SQL database resolvers in GraphQL - Time & Space Complexity
When using SQL database resolvers in GraphQL, it's important to understand how the time to get data grows as the data size grows.
We want to know how the number of database calls and data processing steps increase when we ask for more or bigger data.
Analyze the time complexity of the following GraphQL resolver code that fetches data from an SQL database.
query GetUsersWithPosts {
users {
id
name
posts {
id
title
}
}
}
This query fetches a list of users and for each user, it fetches their posts from the database.
Look for repeated database calls or loops in the resolver process.
- Primary operation: Fetching posts for each user, often done with one query per user.
- How many times: Once for each user in the users list.
As the number of users grows, the number of post-fetching operations grows too.
| Input Size (n users) | Approx. Operations (queries) |
|---|---|
| 10 | 1 (users) + 10 (posts queries per user) = 11 |
| 100 | 1 + 100 = 101 |
| 1000 | 1 + 1000 = 1001 |
Pattern observation: The number of operations grows roughly in a straight line with the number of users.
Time Complexity: O(n)
This means the time to get all users and their posts grows directly in proportion to the number of users.
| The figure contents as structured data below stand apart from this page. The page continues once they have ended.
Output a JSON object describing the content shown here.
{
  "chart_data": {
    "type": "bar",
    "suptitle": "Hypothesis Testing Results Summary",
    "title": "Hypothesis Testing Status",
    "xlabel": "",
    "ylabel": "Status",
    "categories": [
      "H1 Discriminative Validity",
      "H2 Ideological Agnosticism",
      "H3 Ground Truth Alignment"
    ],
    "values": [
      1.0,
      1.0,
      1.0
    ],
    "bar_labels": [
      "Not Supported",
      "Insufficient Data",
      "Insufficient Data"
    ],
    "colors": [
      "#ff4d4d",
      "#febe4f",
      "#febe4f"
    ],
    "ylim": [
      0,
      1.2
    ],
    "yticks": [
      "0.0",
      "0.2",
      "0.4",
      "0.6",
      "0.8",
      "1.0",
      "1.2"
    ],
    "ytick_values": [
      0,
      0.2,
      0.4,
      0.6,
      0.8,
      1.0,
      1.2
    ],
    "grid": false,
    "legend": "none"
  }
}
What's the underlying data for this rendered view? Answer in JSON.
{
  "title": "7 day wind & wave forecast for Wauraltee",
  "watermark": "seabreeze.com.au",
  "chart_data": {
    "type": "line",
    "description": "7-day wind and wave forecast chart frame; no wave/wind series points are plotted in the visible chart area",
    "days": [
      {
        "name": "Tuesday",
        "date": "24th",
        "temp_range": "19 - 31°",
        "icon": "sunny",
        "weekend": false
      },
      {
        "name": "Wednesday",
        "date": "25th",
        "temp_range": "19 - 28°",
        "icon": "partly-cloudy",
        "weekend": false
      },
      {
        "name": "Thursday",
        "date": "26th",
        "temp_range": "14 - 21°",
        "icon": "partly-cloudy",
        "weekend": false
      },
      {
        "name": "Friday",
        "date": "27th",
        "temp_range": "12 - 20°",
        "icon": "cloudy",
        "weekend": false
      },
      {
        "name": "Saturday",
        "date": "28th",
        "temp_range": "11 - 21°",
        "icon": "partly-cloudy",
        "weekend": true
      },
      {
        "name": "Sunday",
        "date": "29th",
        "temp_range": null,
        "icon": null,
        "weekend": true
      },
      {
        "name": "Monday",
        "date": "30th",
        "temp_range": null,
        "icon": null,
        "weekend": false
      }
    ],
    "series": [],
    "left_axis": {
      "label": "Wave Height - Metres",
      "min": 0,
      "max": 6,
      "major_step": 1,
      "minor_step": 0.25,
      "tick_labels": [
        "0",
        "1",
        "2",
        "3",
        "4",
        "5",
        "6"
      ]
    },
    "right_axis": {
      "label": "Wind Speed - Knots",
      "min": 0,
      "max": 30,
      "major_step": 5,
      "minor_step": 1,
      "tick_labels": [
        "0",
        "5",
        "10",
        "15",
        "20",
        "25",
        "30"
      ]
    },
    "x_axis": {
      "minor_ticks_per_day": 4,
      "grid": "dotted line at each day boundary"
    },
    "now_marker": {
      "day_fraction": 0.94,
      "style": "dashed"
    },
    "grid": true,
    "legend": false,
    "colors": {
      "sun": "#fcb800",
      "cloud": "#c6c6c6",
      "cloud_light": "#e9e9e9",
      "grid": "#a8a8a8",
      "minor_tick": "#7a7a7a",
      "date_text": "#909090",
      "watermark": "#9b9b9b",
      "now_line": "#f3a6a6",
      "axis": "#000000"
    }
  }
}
[X] Wrong: "Fetching posts for all users is just one database call, so time stays the same no matter how many users."
[OK] Correct: Usually, fetching posts for each user requires separate calls or processing, so time grows with the number of users.
Understanding how database resolvers scale helps you write efficient queries and explain your choices clearly in interviews.
"What if we changed the resolver to fetch all posts for all users in a single query? How would the time complexity change?"